The town hall meetings were not “dialogues,” or even discussions in the normal meanings of those terms. County staff, who have worked diligently planning for the RMP, couldn’t conceal a certain sense of pride in the project, so much of their own work having gone into it. So, despite efforts to appear neutral, they couldn’t help, however subtly, but do a little selling in their explanations. When, as in the case of the explanation of how eminent domain works, the crowd began to grumble and snarl, staff retreated behind County authority. Nor did Kelsey’s repeated statements that she hadn’t made her mind up how she was going to vote help facilitate friendly, reasonable chitchat.

I left the last meeting with the impression that the RMP project threatens not just the “quality of life” of residents on a few country roads behind Delhi and Livingston, but that a number of people living in that region believe the RMP project will threaten their whole agricultural way of life.

Why is this opposition, which for the past two years has been limited mainly to a handful of urban residents, breaking out now? The Merced County Board of Supervisors, state and federal officials, represent developers, not their own public. The first step in that process is to collude with developers to conceal information about the consequences of development vital to the public interest and the common good. It is one thing for staff to state that the project has no traffic plan.
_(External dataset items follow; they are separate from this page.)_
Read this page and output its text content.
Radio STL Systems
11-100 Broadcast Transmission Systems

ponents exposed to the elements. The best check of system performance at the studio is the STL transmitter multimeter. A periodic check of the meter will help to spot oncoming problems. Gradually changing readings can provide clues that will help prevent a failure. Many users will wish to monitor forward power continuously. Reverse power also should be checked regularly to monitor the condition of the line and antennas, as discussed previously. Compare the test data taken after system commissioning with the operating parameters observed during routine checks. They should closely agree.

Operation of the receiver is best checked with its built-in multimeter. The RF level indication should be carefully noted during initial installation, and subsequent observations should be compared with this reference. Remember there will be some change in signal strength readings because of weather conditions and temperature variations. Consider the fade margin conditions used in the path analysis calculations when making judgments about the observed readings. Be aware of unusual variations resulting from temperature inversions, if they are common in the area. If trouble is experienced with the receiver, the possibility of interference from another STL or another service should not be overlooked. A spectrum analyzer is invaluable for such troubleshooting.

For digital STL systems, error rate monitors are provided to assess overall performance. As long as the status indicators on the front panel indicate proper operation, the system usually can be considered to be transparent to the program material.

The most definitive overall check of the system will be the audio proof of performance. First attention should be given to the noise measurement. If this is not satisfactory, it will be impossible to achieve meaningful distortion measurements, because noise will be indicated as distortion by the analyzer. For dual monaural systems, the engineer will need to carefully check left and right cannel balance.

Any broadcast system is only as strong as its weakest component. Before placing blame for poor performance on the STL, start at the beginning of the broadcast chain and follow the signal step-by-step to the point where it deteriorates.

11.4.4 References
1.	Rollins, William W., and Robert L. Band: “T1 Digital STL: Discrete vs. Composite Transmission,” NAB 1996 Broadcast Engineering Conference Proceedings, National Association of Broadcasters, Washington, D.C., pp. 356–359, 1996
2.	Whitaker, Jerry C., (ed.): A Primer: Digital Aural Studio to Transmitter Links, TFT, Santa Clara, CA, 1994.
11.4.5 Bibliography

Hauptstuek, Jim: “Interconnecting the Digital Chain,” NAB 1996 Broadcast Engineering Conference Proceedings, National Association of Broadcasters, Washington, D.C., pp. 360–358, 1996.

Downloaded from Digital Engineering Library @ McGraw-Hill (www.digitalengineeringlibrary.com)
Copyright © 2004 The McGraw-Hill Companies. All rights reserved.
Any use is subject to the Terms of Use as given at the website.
But it is quite another – after the public hearing has been closed – to start talking about eminent domain land taking to “upgrade” country roads at the developer’s expense backed by County authority.

Evidently, good common people don’t have enough money to politely buy the votes of the legislators they elect. It remains to be seen if this segment of the public has the rude political muscle to threaten the supervisors into voting down the project to save their political careers long enough for them to benefit from the next group of speculators to hit town.